The appellant asserts that the nuisance was abated by the officers before the commencement of this action. He also contends that the still was operated by Dorothy, without his knowledge or consent; that he did not know of it until a few days before it was found by the officers, and then ordered Dorothy to remove it, which he promised to do.

I. We have held that, where a defendant, in good faith and voluntarily, before the trial, abated the liquor nuisance which he was charged with maintaining, and quit the unlawful business and removed or destroyed the liquor, and surrendered the permit or license under which he operated, the court was justified in refusing an injunction. Offil v. Westbrook Co., 151 Iowa 446 Davidson v. Benevolent P.O.E., 174 Iowa 1. We have repeatedly said that, where there was a claim of a voluntary abatement of a nuisance shown to have been maintained by the defendant, the issuance of an injunction was discretionary with the court Sawyer v. Termohlen, 144 Iowa 247; Tuttle v. Bunting, 147 Iowa 153; Bowers v. Maas, 154 Iowa 640; Fisher v. Skoglund, 155 Iowa 440; State v. Harrison, 159 Iowa 67; Barber v. Buonanni Co., 179 Iowa 642. In Donnelly v. Smith, 128 Iowa 257, we said:

“One who has been engaged in the traffic in intoxicating liquors in open violation of law cannot avoid an injunction by simply making profession of a change of heart, and a swift change in existing conditions.”

To the same effect, see Drummond v. Richland City Drug Co., 133 Iowa 266, and Bowers v. Maas, supra. Where there is doubt as to the defendant’s good faith in his claimed repentance and abatement, the injunction should issue, “to assist in removing

Page 1201

temptation to return to old habits,” and “to insure complete repentance.” Tuttle v. Bunting, supra; Allshouse v. Carragher, 171 Iowa 307; State v.
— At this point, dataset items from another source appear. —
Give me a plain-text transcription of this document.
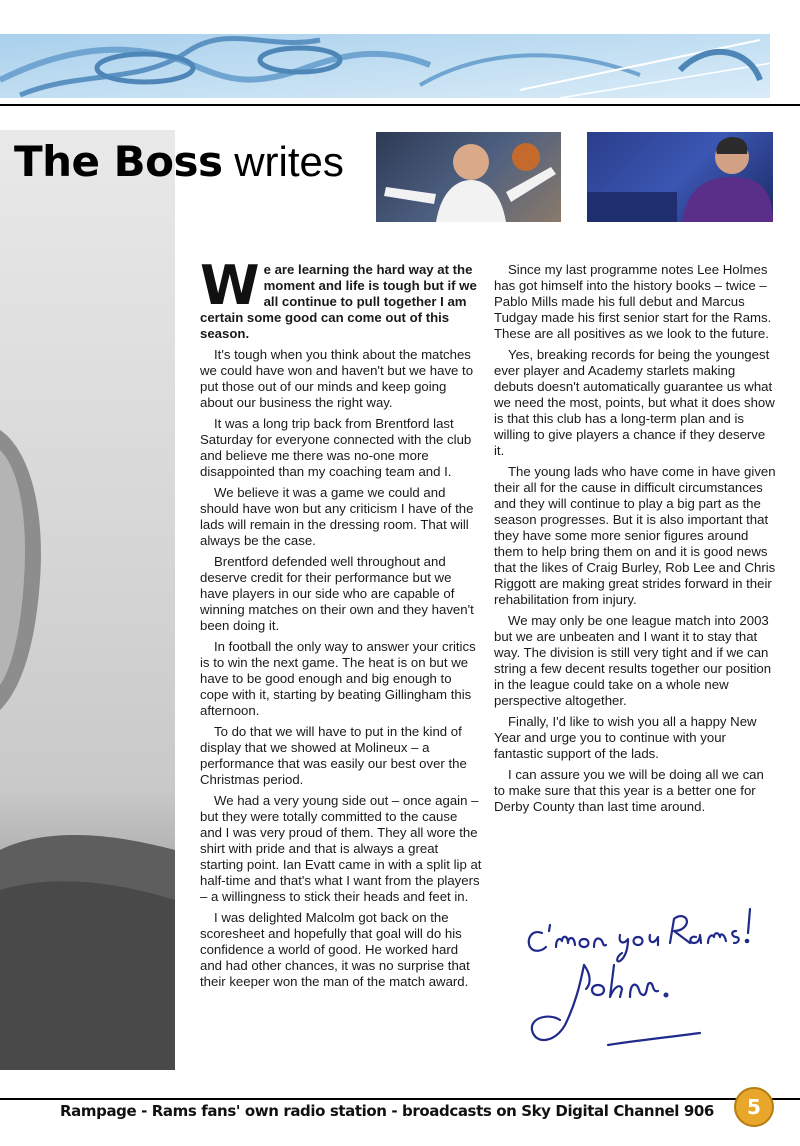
The Boss writes

We are learning the hard way at the moment and life is tough but if we all continue to pull together I am certain some good can come out of this season.

It's tough when you think about the matches we could have won and haven't but we have to put those out of our minds and keep going about our business the right way.

It was a long trip back from Brentford last Saturday for everyone connected with the club and believe me there was no-one more disappointed than my coaching team and I.

We believe it was a game we could and should have won but any criticism I have of the lads will remain in the dressing room. That will always be the case.

Brentford defended well throughout and deserve credit for their performance but we have players in our side who are capable of winning matches on their own and they haven't been doing it.

In football the only way to answer your critics is to win the next game. The heat is on but we have to be good enough and big enough to cope with it, starting by beating Gillingham this afternoon.

To do that we will have to put in the kind of display that we showed at Molineux – a performance that was easily our best over the Christmas period.

We had a very young side out – once again – but they were totally committed to the cause and I was very proud of them. They all wore the shirt with pride and that is always a great starting point. Ian Evatt came in with a split lip at half-time and that's what I want from the players – a willingness to stick their heads and feet in.

I was delighted Malcolm got back on the scoresheet and hopefully that goal will do his confidence a world of good. He worked hard and had other chances, it was no surprise that their keeper won the man of the match award.

Since my last programme notes Lee Holmes has got himself into the history books – twice – Pablo Mills made his full debut and Marcus Tudgay made his first senior start for the Rams. These are all positives as we look to the future.

Yes, breaking records for being the youngest ever player and Academy starlets making debuts doesn't automatically guarantee us what we need the most, points, but what it does show is that this club has a long-term plan and is willing to give players a chance if they deserve it.

The young lads who have come in have given their all for the cause in difficult circumstances and they will continue to play a big part as the season progresses. But it is also important that they have some more senior figures around them to help bring them on and it is good news that the likes of Craig Burley, Rob Lee and Chris Riggott are making great strides forward in their rehabilitation from injury.

We may only be one league match into 2003 but we are unbeaten and I want it to stay that way. The division is still very tight and if we can string a few decent results together our position in the league could take on a whole new perspective altogether.

Finally, I'd like to wish you all a happy New Year and urge you to continue with your fantastic support of the lads.

I can assure you we will be doing all we can to make sure that this year is a better one for Derby County than last time around.

Rampage - Rams fans' own radio station - broadcasts on Sky Digital Channel 906	5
Knapp, 178 Iowa 25; Barber v. Buonanni Co., supra.

All of the cases emphasize the necessity for the abatement to be in good faith and voluntary, to justify the refusal of the court to enjoin the continuance of the nuisance. We are aware of no case holding that the seizure or destruction of intoxicating liquor or the utensils used in its manufacture or sale by officers engaged in the enforcement of the law is such an abatement of the nuisance as will justify the refusal of an injunction restraining one responsible therefor from its maintenance. In State v. Raph, 184 Iowa 28, where the liquor had been seized and destroyed before the petition for injunction was filed, we said that it did not necessarily follow that the alleged nuisance had been abated. The precise point was decided adversely to the contention of the appellant in United States v. Margolis, 289 Fed. 161, where the court said:

“Defendant’s contention, if acceptable in principle, would prevent the use of abatement proceedings in any case where a search warrant was employed. If the service of the search warrant and accompanying seizure of liquors itself serves to abate the nuisance and render a court of equity impotent in the premises, then, in every case where a search warrant is used, judicial abatement may not be had.”
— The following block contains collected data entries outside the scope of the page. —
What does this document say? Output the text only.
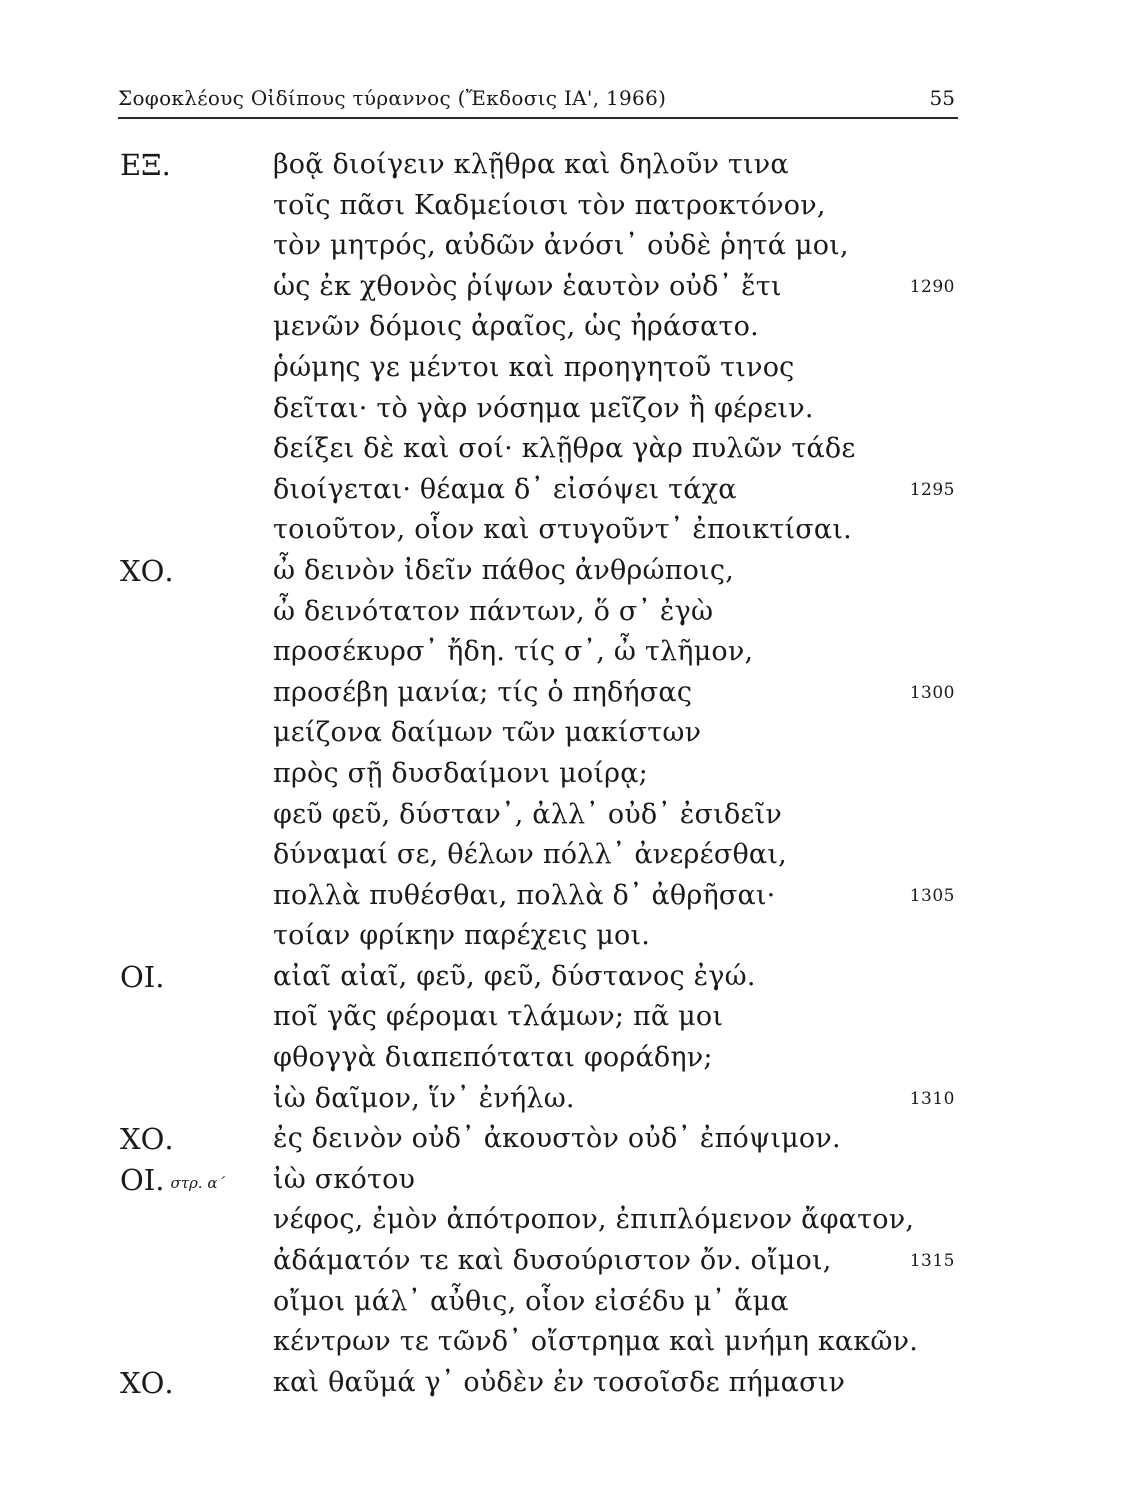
Σοφοκλέους Οἰδίπους τύραννος (Ἔκδοσις ΙΑ', 1966)	55
ΕΞ.	βοᾷ διοίγειν κλῇθρα καὶ δηλοῦν τινα
τοῖς πᾶσι Καδμείοισι τὸν πατροκτόνον,
τὸν μητρός, αὐδῶν ἀνόσι᾽ οὐδὲ ῥητά μοι,
ὡς ἐκ χθονὸς ῥίψων ἑαυτὸν οὐδ᾽ ἔτι	1290
μενῶν δόμοις ἀραῖος, ὡς ἠράσατο.
ῥώμης γε μέντοι καὶ προηγητοῦ τινος
δεῖται· τὸ γὰρ νόσημα μεῖζον ἢ φέρειν.
δείξει δὲ καὶ σοί· κλῇθρα γὰρ πυλῶν τάδε
διοίγεται· θέαμα δ᾽ εἰσόψει τάχα	1295
τοιοῦτον, οἷον καὶ στυγοῦντ᾽ ἐποικτίσαι.
ΧΟ.	ὦ δεινὸν ἰδεῖν πάθος ἀνθρώποις,
ὦ δεινότατον πάντων, ὅ σ᾽ ἐγὼ
προσέκυρσ᾽ ἤδη. τίς σ᾽, ὦ τλῆμον,
προσέβη μανία; τίς ὁ πηδήσας	1300
μείζονα δαίμων τῶν μακίστων
πρὸς σῇ δυσδαίμονι μοίρᾳ;
φεῦ φεῦ, δύσταν᾽, ἀλλ᾽ οὐδ᾽ ἐσιδεῖν
δύναμαί σε, θέλων πόλλ᾽ ἀνερέσθαι,
πολλὰ πυθέσθαι, πολλὰ δ᾽ ἀθρῆσαι·	1305
τοίαν φρίκην παρέχεις μοι.
ΟΙ.	αἰαῖ αἰαῖ, φεῦ, φεῦ, δύστανος ἐγώ.
ποῖ γᾶς φέρομαι τλάμων; πᾶ μοι
φθογγὰ διαπεπόταται φοράδην;
ἰὼ δαῖμον, ἵν᾽ ἐνήλω.	1310
ΧΟ.	ἐς δεινὸν οὐδ᾽ ἀκουστὸν οὐδ᾽ ἐπόψιμον.
ΟΙ. στρ. α΄ ἰὼ σκότου
νέφος, ἐμὸν ἀπότροπον, ἐπιπλόμενον ἄφατον,
ἀδάματόν τε καὶ δυσούριστον ὄν. οἴμοι,	1315
οἴμοι μάλ᾽ αὖθις, οἷον εἰσέδυ μ᾽ ἅμα
κέντρων τε τῶνδ᾽ οἴστρημα καὶ μνήμη κακῶν.
ΧΟ.	καὶ θαῦμά γ᾽ οὐδὲν ἐν τοσοῖσδε πήμασιν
II. Appellant was in control of the farm where the still was located. He admitted having knowledge of the barrels of mash on Tuesday, and of the “rest of the paraphernalia” on Wednesday, before the arrival of the officers on Thursday, and said he had ordered Dorothy to remove the outfit. He testified:

“I was going to get it off the place, but before I got that done, the officers came. Dorothy being my father-in-law, I was a little slow.”
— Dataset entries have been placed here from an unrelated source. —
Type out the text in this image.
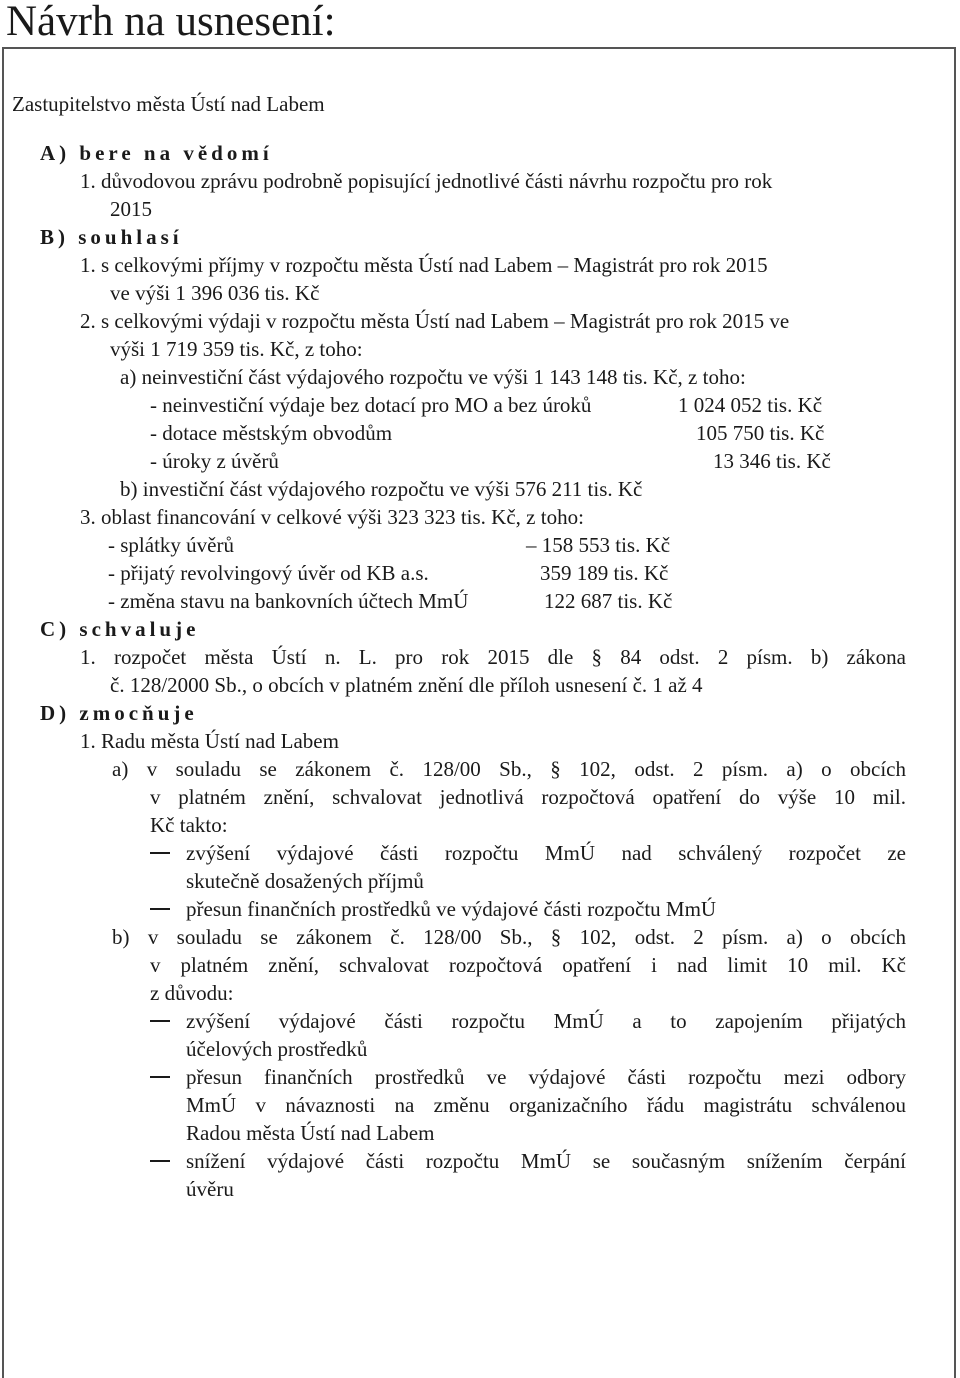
Návrh na usnesení:
Zastupitelstvo města Ústí nad Labem
A) bere na vědomí
1. důvodovou zprávu podrobně popisující jednotlivé části návrhu rozpočtu pro rok
2015
B) souhlasí
1. s celkovými příjmy v rozpočtu města Ústí nad Labem – Magistrát pro rok 2015
ve výši 1 396 036 tis. Kč
2. s celkovými výdaji v rozpočtu města Ústí nad Labem – Magistrát pro rok 2015 ve
výši 1 719 359 tis. Kč, z toho:
a) neinvestiční část výdajového rozpočtu ve výši 1 143 148 tis. Kč, z toho:
- neinvestiční výdaje bez dotací pro MO a bez úroků	1 024 052 tis. Kč
- dotace městským obvodům	105 750 tis. Kč
- úroky z úvěrů	13 346 tis. Kč
b) investiční část výdajového rozpočtu ve výši 576 211 tis. Kč
3. oblast financování v celkové výši 323 323 tis. Kč, z toho:
- splátky úvěrů	– 158 553 tis. Kč
- přijatý revolvingový úvěr od KB a.s.	359 189 tis. Kč
- změna stavu na bankovních účtech MmÚ	122 687 tis. Kč
C) schvaluje
1. rozpočet města Ústí n. L. pro rok 2015 dle § 84 odst. 2 písm. b) zákona
č. 128/2000 Sb., o obcích v platném znění dle příloh usnesení č. 1 až 4
D) zmocňuje
1. Radu města Ústí nad Labem
a) v souladu se zákonem č. 128/00 Sb., § 102, odst. 2 písm. a) o obcích
v platném znění, schvalovat jednotlivá rozpočtová opatření do výše 10 mil.
Kč takto:
zvýšení výdajové části rozpočtu MmÚ nad schválený rozpočet ze
skutečně dosažených příjmů
přesun finančních prostředků ve výdajové části rozpočtu MmÚ
b) v souladu se zákonem č. 128/00 Sb., § 102, odst. 2 písm. a) o obcích
v platném znění, schvalovat rozpočtová opatření i nad limit 10 mil. Kč
z důvodu:
zvýšení výdajové části rozpočtu MmÚ a to zapojením přijatých
účelových prostředků
přesun finančních prostředků ve výdajové části rozpočtu mezi odbory
MmÚ v návaznosti na změnu organizačního řádu magistrátu schválenou
Radou města Ústí nad Labem
snížení výdajové části rozpočtu MmÚ se současným snížením čerpání
úvěru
When the officers arrived, he was at the still with Dorothy, and the still was in active operation, apparently with his entire acquiescence. His claimed intention to require Dorothy to remove the still at some time in the future will not avail to relieve him from the consequences of a present acquiescence in the unlawful business which was being conducted on premises under his control.

Page 1202

The decree was right, and is — Affirmed.

EVANS, C.J., and STEVENS, FAVILLE, and De GRAFF, JJ., concur.